PwnedForums, a BreachForums clone that popped up following the FBI’s closure of the breached data marketplace, is back online, reported cybersecurity company Falcon Feeds.
The Cyber Express has verified the domain and found it to be live at the time of publishing this report.
True to its intentions of cashing in on the void created by the BreachForums bust, PwnedForums has used the favicon of BreachedForums.
A favicon is a small, 16×16 pixel icon used on web browsers to represent a website or a web page. “PwnedForums – New Raids teritory (sic),” was the Google snippet for the website.
The Cyber Express took a close look at the domain and found an interesting link.
PwnedForums and the domain details
A search about the details of the domain PwnedForums gave The Cyber Express the following details.
It was registered on March 24, days after BreachForums was taken down after the arrest of its 20-year-old promoter, Conor Brian FitzPatrick.
The domain PwnedForums.com is hosted by Cloudflare under the IP Address 188.114.96.2 and the IP location is USA. The hosting address disclosed was 665 Third Street #207, San Francisco, CA, 94107, US.
Interestingly, this is the same physical address for several domains, including that of erstwhile search engine and publisher advertising platform Technorati, which served as an advertising solution for the thousands of websites in its network.
An SEC disclosure on Technorati listed the same physical address as that of PwnedForums. US technology and services company Synacor acquitted Technorati in 2016 for $3 million.
Like thousands of other websites across the world, PwnedForums too uses the website nameservers jerry.ns.cloudflare.com and laura.ns.cloudflare.com.
Pwnedforums administrator, who goes by the alias Frost, announced on April 4 that the domain will be closed.
BreachForums, closure, and offshoots
Conor Brian FitzPatrick, who had been operating BreachForums using the name ‘pompompurin’, was apprehended by the FBI on March 15.
Following this, a user called Baphomet took over and ensured that the transition process was in progress, although it faced a few challenges.
“The fallout from this arrest could be law enforcement gaining access to information on illicit dealings on the forum,” said a Cyble analysis of the situation.
BreachForums had 336,800 members before its closure, and users were searching for alternative cybercrime forums.
The Telegram Group “Breach Forums”, which came up after the domain went bust, has close to 20,000 subscribers now.
An ex-Anonymous hacker claimed to have set up a BreachForums alternative called kkksecforum, which is currently inaccessible.
Some forums, such as Exploit, saw disgruntled users complaining about the sudden influx of new members.
Pwnedforums, like other new BreachForums alternatives, faced the issue of convincing users that they are not DDoS honeytraps.
Some aspiring members were found publicly posting doxed data, but the pwnedforums admin, Sinistery, reassured users that it is an independent platform, not a federal authorities’ honeypot.
“We have recently become aware of concerns circulating among some members of our community, suggesting that our platform may be a “honeypot” operated by federal authorities,” Sinistery posted on April 1.
“We would like to address these concerns and reassure you that this is not the case.”

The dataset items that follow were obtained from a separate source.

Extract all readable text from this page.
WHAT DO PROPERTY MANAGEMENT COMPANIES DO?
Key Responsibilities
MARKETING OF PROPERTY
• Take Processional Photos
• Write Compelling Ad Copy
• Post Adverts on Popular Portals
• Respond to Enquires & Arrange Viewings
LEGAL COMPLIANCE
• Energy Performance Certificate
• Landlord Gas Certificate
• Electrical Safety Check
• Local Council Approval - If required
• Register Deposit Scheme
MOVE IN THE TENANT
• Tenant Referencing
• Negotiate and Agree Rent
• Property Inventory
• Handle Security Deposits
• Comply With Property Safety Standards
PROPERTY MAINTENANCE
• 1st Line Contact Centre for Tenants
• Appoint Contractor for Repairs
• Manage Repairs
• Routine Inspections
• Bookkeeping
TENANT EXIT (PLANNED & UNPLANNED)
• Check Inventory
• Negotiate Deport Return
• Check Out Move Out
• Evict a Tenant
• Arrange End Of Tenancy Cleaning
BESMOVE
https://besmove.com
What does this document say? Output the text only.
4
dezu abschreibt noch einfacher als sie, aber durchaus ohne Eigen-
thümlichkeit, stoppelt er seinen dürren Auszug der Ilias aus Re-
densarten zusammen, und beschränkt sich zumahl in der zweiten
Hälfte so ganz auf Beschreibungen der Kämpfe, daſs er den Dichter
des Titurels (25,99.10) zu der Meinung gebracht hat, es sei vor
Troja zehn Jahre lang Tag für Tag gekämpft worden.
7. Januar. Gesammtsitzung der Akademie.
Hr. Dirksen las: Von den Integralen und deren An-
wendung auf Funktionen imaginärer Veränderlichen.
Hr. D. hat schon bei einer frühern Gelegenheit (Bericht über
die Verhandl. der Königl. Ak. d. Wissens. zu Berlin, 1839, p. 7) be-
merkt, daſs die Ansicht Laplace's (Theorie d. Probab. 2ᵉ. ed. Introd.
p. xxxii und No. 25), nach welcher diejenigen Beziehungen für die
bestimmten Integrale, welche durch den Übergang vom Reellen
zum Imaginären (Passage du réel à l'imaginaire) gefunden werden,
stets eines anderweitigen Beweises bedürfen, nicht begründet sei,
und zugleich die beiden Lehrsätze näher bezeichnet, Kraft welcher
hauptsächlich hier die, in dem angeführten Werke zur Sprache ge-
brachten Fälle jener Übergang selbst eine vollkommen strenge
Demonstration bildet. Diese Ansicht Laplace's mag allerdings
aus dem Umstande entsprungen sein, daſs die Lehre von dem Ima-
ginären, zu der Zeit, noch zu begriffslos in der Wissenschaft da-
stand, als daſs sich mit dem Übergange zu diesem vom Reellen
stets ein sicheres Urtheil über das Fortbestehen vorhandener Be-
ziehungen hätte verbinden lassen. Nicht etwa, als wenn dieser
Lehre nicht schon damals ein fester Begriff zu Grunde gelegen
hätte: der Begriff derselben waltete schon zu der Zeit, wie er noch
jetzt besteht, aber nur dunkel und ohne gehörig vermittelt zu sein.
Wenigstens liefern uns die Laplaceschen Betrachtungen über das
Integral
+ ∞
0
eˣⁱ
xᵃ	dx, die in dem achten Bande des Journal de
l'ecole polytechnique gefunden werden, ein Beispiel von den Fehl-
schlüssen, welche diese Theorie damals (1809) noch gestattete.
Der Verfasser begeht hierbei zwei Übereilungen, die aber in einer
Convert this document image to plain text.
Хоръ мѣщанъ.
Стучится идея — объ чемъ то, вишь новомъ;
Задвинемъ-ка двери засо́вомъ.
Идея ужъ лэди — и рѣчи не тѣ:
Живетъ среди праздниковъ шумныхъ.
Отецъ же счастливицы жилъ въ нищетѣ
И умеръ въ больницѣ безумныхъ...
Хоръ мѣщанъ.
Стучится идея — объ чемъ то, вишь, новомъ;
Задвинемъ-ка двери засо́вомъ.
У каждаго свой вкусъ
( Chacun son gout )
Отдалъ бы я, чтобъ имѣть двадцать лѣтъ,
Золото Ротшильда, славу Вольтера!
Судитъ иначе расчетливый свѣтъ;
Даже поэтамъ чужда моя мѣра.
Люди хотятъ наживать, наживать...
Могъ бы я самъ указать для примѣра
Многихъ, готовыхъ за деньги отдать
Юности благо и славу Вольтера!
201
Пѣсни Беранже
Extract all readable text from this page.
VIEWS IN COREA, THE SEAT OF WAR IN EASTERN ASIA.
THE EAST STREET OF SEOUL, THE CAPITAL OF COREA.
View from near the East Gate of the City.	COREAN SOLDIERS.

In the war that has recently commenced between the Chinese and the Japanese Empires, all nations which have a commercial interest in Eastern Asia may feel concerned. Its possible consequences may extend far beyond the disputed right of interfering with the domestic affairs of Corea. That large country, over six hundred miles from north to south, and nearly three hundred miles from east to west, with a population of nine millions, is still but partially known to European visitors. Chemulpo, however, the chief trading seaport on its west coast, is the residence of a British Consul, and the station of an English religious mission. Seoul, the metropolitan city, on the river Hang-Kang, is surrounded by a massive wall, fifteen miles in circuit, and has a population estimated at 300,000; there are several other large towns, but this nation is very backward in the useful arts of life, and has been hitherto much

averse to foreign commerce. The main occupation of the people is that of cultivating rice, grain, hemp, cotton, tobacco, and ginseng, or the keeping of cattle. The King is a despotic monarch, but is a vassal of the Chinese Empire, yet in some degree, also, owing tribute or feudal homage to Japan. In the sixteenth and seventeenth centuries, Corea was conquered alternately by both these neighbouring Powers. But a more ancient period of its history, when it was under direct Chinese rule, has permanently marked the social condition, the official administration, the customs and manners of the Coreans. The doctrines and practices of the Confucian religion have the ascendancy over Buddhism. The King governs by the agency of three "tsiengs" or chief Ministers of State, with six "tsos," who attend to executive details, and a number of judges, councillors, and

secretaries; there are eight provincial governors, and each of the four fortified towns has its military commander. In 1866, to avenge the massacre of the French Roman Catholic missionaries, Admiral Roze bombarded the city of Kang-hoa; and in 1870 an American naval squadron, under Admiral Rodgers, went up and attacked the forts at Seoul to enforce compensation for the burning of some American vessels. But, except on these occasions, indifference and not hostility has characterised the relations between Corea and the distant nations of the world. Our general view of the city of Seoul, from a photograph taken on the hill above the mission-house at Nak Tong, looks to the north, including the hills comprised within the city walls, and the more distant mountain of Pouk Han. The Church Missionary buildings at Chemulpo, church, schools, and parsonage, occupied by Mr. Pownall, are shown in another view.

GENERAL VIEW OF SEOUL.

Recently, UK law enforcement officials uncovered a network of several thousand cybercriminals involved in DDoS-for-hire schemes, caught attempting to attack a honeypot system set up by law enforcement agencies to lure cybercriminals.
In another incident, German police conducted a raid on FlyHosting, a web hosting company known for providing services to cybercriminals involved in DDoS attacks, malware distribution, and bulletproof hosting.